- Directed by: Gianfranco Parolini
- Screenplay by: M. D'Amiens; Angelo DeRiso; Gianfranco Parolini; Giovanni Simonelli; Sergio Sollima;
- Story by: Larry Madison
- Produced by: Mario Maggi
- Starring: Brad Harris; Luisella Boni; Mara Berni; Elke Arendt;
- Cinematography: Francesco Izzarelli
- Edited by: Mario Sansoni
- Music by: Carlo Innocenzi
- Production companies: Cinematografica Associati; Comptoir Francais du Film Production;
- Release date: 21 March 1962 (Italy);
- Running time: 97 minutes
- Countries: Italy; France;

= The Fury of Hercules =

The Fury of Hercules (La furia di Ercole) is a 1962 Sword-and-sandal film written and directed by Gianfranco Parolini.

== Plot ==
Hercules is reached by the slave Daria, who informs him that his country has fallen into the hands of the tyrant Meniste. Hercules follows Daria in his homeland, where he discovers that Meniste enslaves the citizens of the city and that a group of rebels is trying an insurrection. Meniste fears the power of Hercules, however, he kills Daria.
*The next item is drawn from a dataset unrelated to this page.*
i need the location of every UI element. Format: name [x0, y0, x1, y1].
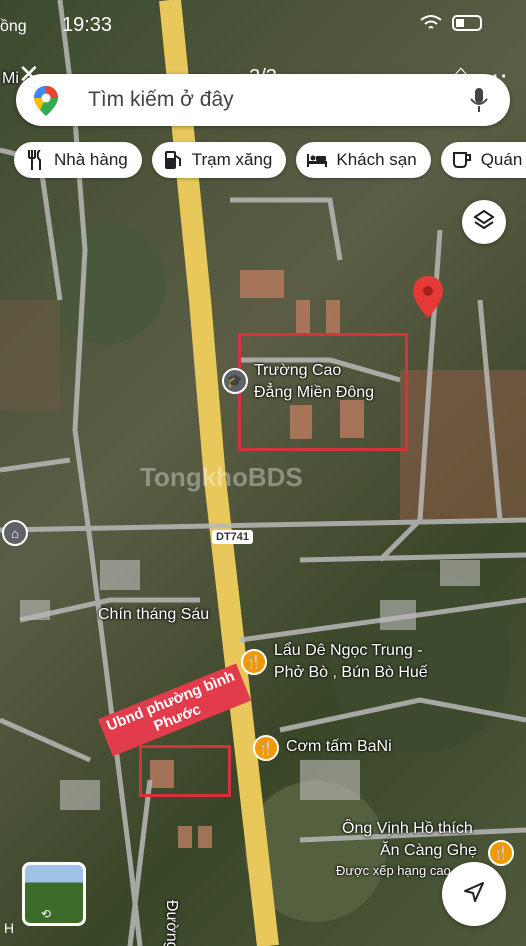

So, Hercules puts himself in charge of the band of rebels and destroys the power of Meniste.

== Cast ==
- Brad Harris: Hercules
- Luisella Boni: Daria (as Brigitte Corey)
- Mara Berni: Cnidia
- Serge Gainsbourg: Menistus
- Alan Steel: Kaldos
- Carlo Tamberlani: Eridione
- Irena Prosen: Mila
- Franco Gasparri

==Production==
The film was shot at Dubrava Film in Zagreb, Croatia and on location in Zagreb.

==Release==
The Fury of Hercules as released in Italy on 21 March 1962.